Under a Chattel Mortgage the financier advances funds to the customer to purchase a vehicle, and the customer takes ownership of the vehicle (chattel) at the time of purchase.
The financier then takes a “mortgage” over the vehicle as security for the loan, by registering their interest over it with the PPSR.
Once the contract is completed, the security interest is removed giving the customer clear title to the vehicle.
Benefits of a Chattel Mortgage
- Flexible contract terms ranging from 12 to 60 months (one to five years)
- A residual value (balloon) can be applied to the contract enabling the monthly repayments to be tailored to a budget
- Fixed interest rates
- Monthly repayments are fixed
- Costs are known in advance
- Deposit (either cash or trade-in) may be used
- A tax deduction is available when the vehicle is used for business purposes
- A customer who is registered for GST can claim the GST contained in the vehicle price as an input credit on their next Business Activity Statement (BAS)

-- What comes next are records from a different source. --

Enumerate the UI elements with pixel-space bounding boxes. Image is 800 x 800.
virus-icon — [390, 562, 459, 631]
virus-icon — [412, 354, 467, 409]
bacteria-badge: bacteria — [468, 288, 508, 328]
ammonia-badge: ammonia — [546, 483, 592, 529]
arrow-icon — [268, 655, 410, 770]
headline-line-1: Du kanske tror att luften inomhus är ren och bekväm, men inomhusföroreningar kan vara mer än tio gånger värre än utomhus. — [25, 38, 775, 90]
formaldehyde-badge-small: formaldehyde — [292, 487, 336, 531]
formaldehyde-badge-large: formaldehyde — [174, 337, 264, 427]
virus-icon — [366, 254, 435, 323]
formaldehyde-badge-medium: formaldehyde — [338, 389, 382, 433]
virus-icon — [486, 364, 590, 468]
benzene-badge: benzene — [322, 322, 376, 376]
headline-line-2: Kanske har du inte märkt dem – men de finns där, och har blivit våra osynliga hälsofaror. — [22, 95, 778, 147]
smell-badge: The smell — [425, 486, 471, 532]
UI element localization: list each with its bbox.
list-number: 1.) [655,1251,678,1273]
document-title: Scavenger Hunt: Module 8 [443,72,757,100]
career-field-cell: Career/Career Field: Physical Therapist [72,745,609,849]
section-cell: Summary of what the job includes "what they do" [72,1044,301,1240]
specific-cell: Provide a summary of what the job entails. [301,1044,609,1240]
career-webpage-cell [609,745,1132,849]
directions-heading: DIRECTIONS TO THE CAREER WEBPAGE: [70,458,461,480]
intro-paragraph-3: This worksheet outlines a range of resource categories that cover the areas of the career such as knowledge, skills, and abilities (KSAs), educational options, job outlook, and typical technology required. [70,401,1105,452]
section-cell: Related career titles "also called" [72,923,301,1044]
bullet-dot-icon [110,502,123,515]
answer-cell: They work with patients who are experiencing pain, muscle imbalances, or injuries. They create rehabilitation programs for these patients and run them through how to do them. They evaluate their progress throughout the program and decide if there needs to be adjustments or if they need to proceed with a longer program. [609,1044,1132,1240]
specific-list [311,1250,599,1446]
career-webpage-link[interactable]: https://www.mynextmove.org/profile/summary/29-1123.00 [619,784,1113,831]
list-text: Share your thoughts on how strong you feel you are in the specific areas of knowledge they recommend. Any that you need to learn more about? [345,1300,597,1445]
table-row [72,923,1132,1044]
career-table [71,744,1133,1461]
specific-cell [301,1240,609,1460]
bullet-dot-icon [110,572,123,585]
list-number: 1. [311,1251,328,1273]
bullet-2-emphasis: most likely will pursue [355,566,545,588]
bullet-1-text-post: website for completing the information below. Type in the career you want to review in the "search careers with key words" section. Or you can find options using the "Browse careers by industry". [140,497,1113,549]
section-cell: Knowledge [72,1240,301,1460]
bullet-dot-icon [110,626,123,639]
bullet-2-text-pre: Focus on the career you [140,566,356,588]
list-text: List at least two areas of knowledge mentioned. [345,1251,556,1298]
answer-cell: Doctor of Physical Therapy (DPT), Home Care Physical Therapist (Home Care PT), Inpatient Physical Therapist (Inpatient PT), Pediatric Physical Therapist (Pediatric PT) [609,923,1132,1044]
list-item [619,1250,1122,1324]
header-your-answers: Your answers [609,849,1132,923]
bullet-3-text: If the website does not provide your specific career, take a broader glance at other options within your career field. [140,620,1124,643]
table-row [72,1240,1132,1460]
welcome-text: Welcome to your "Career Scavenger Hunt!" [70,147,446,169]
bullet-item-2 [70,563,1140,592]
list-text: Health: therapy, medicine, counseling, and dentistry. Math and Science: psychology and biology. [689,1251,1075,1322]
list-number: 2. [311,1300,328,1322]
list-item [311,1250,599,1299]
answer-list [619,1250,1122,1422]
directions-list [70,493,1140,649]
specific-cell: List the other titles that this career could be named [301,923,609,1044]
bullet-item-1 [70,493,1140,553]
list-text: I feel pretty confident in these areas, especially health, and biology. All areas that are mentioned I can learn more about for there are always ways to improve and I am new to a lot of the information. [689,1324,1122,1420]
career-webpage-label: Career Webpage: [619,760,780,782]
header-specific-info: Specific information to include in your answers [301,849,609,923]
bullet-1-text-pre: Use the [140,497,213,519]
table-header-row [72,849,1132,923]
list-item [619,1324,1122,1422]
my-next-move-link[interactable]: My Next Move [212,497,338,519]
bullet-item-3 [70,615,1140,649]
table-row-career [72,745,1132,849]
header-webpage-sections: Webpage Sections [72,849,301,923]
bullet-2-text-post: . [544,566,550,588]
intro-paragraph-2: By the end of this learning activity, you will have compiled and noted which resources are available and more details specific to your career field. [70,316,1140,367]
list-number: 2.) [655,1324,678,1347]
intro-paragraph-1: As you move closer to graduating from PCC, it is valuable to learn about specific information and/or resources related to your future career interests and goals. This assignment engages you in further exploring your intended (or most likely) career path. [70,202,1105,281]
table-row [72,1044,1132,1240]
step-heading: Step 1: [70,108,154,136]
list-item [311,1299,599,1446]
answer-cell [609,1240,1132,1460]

- No GST is charged on the monthly repayment or the contract balloon amount
- The finance is secured against the vehicle, allowing lower interest rates
Who Does a Chattel Mortgage Suit?
A Chattel Mortgage is suitable for those companies, partnerships and sole traders who use the cash method of accounting (they record business income and expenses as and when they occur) as it allows them to claim the GST in the vehicle’s price up-front.
Tax implications of a Chattel Mortgage
GST is charged in the purchase price of the vehicle but not the monthly rental or the contract balloon (final instalment).
Where the customer is registered for GST, they can claim some or all of the GST contained in the vehicle price as soon as they lodge their next BAS, rather than over the term of the loan.
Under a Chattel Mortgage the customer can claim the interest charges on the contract and depreciation up to the Depreciation Limit as a tax deduction.